- Outfielder
- Born: February 24, 1990 (age 36) Dallas, Texas, U.S.
- Batted: RightThrew: Right

MLB debut
- June 4, 2016, for the Chicago White Sox

Last MLB appearance
- September 29, 2016, for the Chicago White Sox

MLB statistics
- Batting average: .200
- Home runs: 1
- Runs batted in: 4
- Stats at Baseball Reference

Teams
- Chicago White Sox (2016);

= Jason Coats =

American baseball player (born 1990)

Jason Leavell Coats (born February 24, 1990) is an American former professional baseball outfielder. He played in Major League Baseball (MLB) for the Chicago White Sox.

==Career==
===Amateur===
Coats played college baseball at Texas Christian University (TCU) for the TCU Horned Frogs. In 2010, he played collegiate summer baseball with the Bourne Braves of the Cape Cod Baseball League. After his junior year, he was drafted by the Baltimore Orioles in the 12th round of the 2011 Major League Baseball draft, but did not sign and returned to TCU for his senior year. His senior year came to an end after tearing his ACL during the final game of the regular season.

===Chicago White Sox===
Coats was drafted by the Chicago White Sox in the 29th round of the 2012 MLB draft. He made his professional debut in 2013 with the Kannapolis Intimidators. Coats played 2014 with the Winston-Salem Dash and Birmingham Barons, 2015 with Birmingham and the Charlotte Knights, and started 2016 with Charlotte.
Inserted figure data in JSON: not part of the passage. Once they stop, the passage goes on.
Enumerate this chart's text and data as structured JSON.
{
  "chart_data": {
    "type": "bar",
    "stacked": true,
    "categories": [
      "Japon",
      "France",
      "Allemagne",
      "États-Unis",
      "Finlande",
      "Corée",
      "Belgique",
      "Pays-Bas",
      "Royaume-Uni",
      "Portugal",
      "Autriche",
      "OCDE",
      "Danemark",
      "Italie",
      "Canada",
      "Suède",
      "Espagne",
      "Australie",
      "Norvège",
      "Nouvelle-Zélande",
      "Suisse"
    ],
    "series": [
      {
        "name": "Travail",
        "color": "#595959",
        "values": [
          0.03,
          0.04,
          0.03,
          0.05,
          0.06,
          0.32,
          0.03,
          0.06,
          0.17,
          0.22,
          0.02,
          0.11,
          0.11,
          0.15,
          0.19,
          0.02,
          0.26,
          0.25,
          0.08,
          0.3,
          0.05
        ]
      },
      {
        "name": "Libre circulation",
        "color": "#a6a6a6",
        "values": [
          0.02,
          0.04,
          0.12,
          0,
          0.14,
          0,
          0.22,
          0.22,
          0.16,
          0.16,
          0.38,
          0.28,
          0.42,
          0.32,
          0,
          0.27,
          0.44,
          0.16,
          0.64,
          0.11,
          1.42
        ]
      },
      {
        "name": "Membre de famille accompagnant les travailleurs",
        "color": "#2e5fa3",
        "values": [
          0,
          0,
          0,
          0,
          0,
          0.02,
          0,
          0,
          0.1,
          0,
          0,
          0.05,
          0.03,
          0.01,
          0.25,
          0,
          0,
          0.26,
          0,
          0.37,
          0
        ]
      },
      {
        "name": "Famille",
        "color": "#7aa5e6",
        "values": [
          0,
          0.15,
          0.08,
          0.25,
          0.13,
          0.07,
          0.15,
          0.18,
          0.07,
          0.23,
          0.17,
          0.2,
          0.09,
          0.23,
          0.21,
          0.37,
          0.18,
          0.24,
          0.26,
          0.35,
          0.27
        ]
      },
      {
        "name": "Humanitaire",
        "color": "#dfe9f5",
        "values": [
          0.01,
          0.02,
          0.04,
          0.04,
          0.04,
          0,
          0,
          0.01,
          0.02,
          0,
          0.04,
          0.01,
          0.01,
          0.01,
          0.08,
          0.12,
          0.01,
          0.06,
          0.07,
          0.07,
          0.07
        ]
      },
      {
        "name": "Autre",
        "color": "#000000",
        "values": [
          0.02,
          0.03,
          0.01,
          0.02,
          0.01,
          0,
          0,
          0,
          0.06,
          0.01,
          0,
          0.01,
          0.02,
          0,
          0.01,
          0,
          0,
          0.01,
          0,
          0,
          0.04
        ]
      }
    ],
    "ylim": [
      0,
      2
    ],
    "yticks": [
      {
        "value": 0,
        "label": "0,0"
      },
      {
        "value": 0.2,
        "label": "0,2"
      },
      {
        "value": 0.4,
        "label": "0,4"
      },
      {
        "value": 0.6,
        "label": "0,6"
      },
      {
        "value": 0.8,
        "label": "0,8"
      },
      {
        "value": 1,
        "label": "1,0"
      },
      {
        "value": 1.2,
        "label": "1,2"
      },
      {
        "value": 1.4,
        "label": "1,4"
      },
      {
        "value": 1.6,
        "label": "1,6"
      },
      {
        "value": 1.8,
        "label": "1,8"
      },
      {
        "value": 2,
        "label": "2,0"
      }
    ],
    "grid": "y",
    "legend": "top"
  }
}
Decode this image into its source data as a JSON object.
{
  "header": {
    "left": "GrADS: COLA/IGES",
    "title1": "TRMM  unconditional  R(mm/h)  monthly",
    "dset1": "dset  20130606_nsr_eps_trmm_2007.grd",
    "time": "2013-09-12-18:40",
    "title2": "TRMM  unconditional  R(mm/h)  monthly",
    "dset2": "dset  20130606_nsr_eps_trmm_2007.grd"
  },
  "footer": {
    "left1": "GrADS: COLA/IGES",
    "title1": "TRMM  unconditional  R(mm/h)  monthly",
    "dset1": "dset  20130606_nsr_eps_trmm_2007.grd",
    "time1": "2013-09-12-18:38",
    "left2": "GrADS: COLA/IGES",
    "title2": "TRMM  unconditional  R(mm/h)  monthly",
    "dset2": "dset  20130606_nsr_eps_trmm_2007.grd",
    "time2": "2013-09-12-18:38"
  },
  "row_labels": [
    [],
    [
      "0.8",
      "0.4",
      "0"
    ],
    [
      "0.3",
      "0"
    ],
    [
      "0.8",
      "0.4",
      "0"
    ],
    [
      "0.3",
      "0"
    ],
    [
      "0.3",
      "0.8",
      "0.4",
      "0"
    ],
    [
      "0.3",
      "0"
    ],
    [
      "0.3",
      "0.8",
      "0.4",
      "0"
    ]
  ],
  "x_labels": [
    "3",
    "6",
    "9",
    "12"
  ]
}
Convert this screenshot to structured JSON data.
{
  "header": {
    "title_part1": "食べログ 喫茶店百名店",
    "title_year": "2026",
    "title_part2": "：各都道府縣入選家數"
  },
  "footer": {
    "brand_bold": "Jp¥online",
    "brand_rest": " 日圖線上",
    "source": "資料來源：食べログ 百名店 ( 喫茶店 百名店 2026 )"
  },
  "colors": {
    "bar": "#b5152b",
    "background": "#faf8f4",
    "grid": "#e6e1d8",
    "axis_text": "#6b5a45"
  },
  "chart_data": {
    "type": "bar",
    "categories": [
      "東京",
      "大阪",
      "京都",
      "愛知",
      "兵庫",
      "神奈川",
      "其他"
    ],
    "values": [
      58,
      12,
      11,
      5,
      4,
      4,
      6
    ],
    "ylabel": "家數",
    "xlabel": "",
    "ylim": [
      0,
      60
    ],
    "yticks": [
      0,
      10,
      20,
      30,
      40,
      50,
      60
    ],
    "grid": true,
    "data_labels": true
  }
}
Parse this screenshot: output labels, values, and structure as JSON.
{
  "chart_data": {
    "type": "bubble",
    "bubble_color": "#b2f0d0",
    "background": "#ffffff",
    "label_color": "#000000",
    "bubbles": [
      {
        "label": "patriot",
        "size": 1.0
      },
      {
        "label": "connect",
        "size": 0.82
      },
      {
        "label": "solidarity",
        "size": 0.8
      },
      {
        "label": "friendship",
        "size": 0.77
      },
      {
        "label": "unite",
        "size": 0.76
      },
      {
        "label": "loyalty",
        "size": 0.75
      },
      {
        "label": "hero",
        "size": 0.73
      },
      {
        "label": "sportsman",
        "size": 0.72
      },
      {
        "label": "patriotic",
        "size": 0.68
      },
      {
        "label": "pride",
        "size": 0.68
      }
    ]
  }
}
The White Sox promoted Coats to the major leagues on June 4, and put him in their starting lineup.

===Tampa Bay Rays===
Coats was claimed off waivers by the Tampa Bay Rays on January 11, 2017. Later that day, Coats tore his right ulnar collateral ligament. He was released on January 30. On March 13, Coats re–signed with the Rays on a minor league contract, but missed the entirety of the 2017 season as a result of his UCL injury.

Coats played in 108 games for the Triple-A Durham Bulls in 2018, batting .247/.293/.448 with 15 home runs and 60 RBI. He elected free agency following the season on November 2, 2018.

Coats later re-signed with the Rays on another minor league deal on February 6, 2019, that included an invitation to spring training. He was assigned to the Triple–A Durham Bulls to start the 2019 season. In 92 games for Durham, he slashed .250/.293/.461 with 18 home runs, 50 RBI, and six stolen bases. Coast elected free agency following the season on November 7.